Global Health Sentiment Similarity (GDELT + PySpark)
Large-scale analysis of global health-news sentiment using GDELT, distributed MapReduce (PySpark), and vector-based NLP similarity methods.
Research question
How similar is the sentiment of health-related news coverage between New Zealand and other countries over time, and how can that similarity be computed efficiently over a large, distributed news dataset?
The emphasis is both analytical (sentiment similarity) and computational: designing a pipeline that scales to hundreds of country–month datasets using parallel processing.
Big Data source
This project uses the GDELT 2.0 global event database, which continuously aggregates and annotates news articles from across the world. I queried GDELT’s document API to retrieve health-related sentiment tone charts for multiple countries over a multi-year period.
Scale characteristics
- 222 CSV files (6 countries × 37 months)
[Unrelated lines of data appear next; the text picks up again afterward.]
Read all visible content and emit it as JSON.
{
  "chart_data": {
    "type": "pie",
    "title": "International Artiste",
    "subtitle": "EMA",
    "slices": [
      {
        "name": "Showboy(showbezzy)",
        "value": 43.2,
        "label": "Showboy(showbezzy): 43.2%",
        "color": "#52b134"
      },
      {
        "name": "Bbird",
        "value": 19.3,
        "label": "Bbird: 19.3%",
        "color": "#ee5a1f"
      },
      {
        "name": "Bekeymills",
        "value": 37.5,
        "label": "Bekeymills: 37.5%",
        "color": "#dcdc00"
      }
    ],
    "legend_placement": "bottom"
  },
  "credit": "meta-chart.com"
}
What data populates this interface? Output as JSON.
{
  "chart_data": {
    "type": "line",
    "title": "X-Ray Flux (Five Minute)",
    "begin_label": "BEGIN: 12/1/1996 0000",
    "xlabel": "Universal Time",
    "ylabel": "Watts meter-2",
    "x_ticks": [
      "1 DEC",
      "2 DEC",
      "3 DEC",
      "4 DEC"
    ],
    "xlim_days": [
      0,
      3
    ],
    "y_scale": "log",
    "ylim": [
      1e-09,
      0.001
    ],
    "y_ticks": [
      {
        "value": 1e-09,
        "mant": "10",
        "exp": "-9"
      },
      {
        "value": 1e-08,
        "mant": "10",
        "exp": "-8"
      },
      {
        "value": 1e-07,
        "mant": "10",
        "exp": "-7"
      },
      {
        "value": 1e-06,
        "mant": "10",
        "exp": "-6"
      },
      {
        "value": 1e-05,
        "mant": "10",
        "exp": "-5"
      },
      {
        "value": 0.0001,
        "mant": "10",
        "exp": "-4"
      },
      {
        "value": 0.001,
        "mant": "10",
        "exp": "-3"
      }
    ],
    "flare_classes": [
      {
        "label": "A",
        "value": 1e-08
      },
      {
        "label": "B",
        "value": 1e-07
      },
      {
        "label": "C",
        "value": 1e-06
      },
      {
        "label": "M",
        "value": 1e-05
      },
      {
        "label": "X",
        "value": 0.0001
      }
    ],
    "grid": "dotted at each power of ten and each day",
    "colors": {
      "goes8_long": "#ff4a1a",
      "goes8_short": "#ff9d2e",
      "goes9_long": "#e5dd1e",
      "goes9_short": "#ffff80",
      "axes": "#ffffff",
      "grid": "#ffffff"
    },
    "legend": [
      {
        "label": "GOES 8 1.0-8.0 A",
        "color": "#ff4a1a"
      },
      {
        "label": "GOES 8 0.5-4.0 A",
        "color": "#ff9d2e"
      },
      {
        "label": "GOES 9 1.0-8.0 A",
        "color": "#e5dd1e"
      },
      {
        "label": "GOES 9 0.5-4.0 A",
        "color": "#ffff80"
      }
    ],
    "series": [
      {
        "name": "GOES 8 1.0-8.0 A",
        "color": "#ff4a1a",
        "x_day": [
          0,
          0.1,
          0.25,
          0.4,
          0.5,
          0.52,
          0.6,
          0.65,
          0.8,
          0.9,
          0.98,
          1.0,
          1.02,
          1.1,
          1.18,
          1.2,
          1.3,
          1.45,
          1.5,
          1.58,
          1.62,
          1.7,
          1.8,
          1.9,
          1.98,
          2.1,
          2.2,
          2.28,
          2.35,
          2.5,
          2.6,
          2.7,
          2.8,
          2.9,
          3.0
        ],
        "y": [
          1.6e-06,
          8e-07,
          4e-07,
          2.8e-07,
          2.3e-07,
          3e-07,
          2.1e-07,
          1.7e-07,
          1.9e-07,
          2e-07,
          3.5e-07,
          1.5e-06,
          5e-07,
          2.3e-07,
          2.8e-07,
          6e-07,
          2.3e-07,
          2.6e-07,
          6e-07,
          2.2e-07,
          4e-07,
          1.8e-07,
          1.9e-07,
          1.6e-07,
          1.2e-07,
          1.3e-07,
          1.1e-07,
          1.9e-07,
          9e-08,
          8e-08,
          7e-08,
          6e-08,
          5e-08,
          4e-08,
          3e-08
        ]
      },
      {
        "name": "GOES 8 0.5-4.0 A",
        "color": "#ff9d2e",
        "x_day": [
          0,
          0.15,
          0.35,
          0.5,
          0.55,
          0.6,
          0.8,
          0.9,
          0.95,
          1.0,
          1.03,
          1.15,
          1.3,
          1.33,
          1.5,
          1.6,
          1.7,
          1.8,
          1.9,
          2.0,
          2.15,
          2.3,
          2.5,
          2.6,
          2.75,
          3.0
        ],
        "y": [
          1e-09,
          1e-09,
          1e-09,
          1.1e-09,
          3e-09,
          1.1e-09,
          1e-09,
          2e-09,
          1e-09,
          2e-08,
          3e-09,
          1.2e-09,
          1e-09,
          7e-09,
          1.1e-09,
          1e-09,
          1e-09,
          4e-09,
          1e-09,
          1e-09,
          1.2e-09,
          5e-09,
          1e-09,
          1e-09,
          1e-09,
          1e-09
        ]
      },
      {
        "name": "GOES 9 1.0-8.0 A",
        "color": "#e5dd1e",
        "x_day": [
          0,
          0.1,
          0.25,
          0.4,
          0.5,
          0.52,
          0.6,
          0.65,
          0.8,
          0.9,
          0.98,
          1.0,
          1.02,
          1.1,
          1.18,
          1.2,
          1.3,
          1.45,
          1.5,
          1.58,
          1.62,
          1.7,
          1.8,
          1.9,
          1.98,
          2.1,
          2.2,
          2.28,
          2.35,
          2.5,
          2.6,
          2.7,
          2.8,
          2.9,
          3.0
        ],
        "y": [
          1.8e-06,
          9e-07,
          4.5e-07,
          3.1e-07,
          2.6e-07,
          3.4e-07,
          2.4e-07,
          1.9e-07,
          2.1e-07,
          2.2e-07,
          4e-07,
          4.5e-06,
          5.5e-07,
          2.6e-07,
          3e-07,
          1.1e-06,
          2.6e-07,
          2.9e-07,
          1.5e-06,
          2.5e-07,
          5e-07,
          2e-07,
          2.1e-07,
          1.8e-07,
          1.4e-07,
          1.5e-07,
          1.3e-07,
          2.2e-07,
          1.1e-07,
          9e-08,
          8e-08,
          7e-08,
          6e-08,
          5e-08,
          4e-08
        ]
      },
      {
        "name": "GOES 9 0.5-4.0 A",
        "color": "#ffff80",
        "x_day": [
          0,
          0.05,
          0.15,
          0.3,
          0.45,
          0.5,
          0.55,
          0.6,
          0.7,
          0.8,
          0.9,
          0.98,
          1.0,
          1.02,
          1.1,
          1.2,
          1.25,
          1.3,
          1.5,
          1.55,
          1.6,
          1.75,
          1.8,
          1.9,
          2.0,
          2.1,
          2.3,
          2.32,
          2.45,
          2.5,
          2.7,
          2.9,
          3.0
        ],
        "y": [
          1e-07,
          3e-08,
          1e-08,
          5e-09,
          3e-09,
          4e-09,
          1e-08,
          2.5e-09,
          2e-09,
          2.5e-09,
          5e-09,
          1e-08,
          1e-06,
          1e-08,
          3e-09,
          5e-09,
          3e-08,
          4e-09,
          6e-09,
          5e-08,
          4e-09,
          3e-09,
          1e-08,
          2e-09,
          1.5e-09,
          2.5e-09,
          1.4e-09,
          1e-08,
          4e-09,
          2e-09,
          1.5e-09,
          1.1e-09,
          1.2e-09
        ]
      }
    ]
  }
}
- Each file aggregates thousands of news articles into tone-distribution buckets
- Data volume and structure motivated a distributed processing approach
While the per-file CSVs are modest in size, the overall workload reflects a common Big Data pattern: many independent data partitions requiring identical transformations.
Method: distributed sentiment aggregation
I implemented the analysis using PySpark to emphasize distributed computation and parallelisation. Each country–month dataset was processed using a MapReduce-style aggregation to compute an average sentiment score from tone buckets.
Parallel MapReduce design
- Map step: emit
(count)and(tone × count)pairs per bucket - Reduce step: aggregate sums across partitions
- Final step: compute weighted average sentiment per month
- Executed using Spark RDDs to allow parallel execution across nodes
NLP-inspired similarity
- Each country represented as a sentiment time-series vector
- Vectors compared using cosine similarity
- Discrete tone scaling applied to stabilize similarity metrics
Although this is not transformer-based NLP, the approach reflects a classic NLP workflow: transforming unstructured text into numerical representations and comparing documents (here, countries over time) in vector space.
Results
The sentiment progression was highly similar across all countries studied. New Zealand’s closest match was China (S ≈ 0.983) and the least similar was the United States (S ≈ 0.916), but all similarities remained high.
Key takeaway
The alignment of peaks/troughs across countries suggests a broadly consistent global media tone around health events during the COVID-era time window.
Parallelisation & performance analysis
A core goal of this project was to evaluate the effectiveness of parallelisation for this workload. I ran the pipeline across multiple Spark configurations to measure scaling behavior.
- Tested execution on 1, 2, 8, and 16 nodes
- Observed limited or negative speedup with increased parallelism
- Identified overhead from repeated small-RDD creation and forced sequential steps
Engineering insight
This result is itself instructive: parallel frameworks do not guarantee speedup. Effective Big Data systems require batching, minimizing driver-side logic, and structuring transformations to amortize scheduling and I/O costs.
What I’d improve next
Engineering
- Reduce small-RDD overhead by batching CSV ingestion
- Minimize Python-side loops; push aggregation into Spark transformations
- Cache/persist where appropriate; profile stages explicitly
Analysis
- Broaden country set and extend timeline beyond COVID-era
- Compare multiple keyword filters (e.g., “vaccine”, “pandemic”, “hospital”)
- Add uncertainty estimates (bootstrap months / resample sources)
Beyond the specific sentiment results, this project demonstrates end-to-end data science systems thinking: working with a global-scale dataset, designing parallel MapReduce-style aggregations in PySpark, applying NLP-inspired vector representations, and critically evaluating when distributed computation meaningfully improves performance — and when overhead dominates.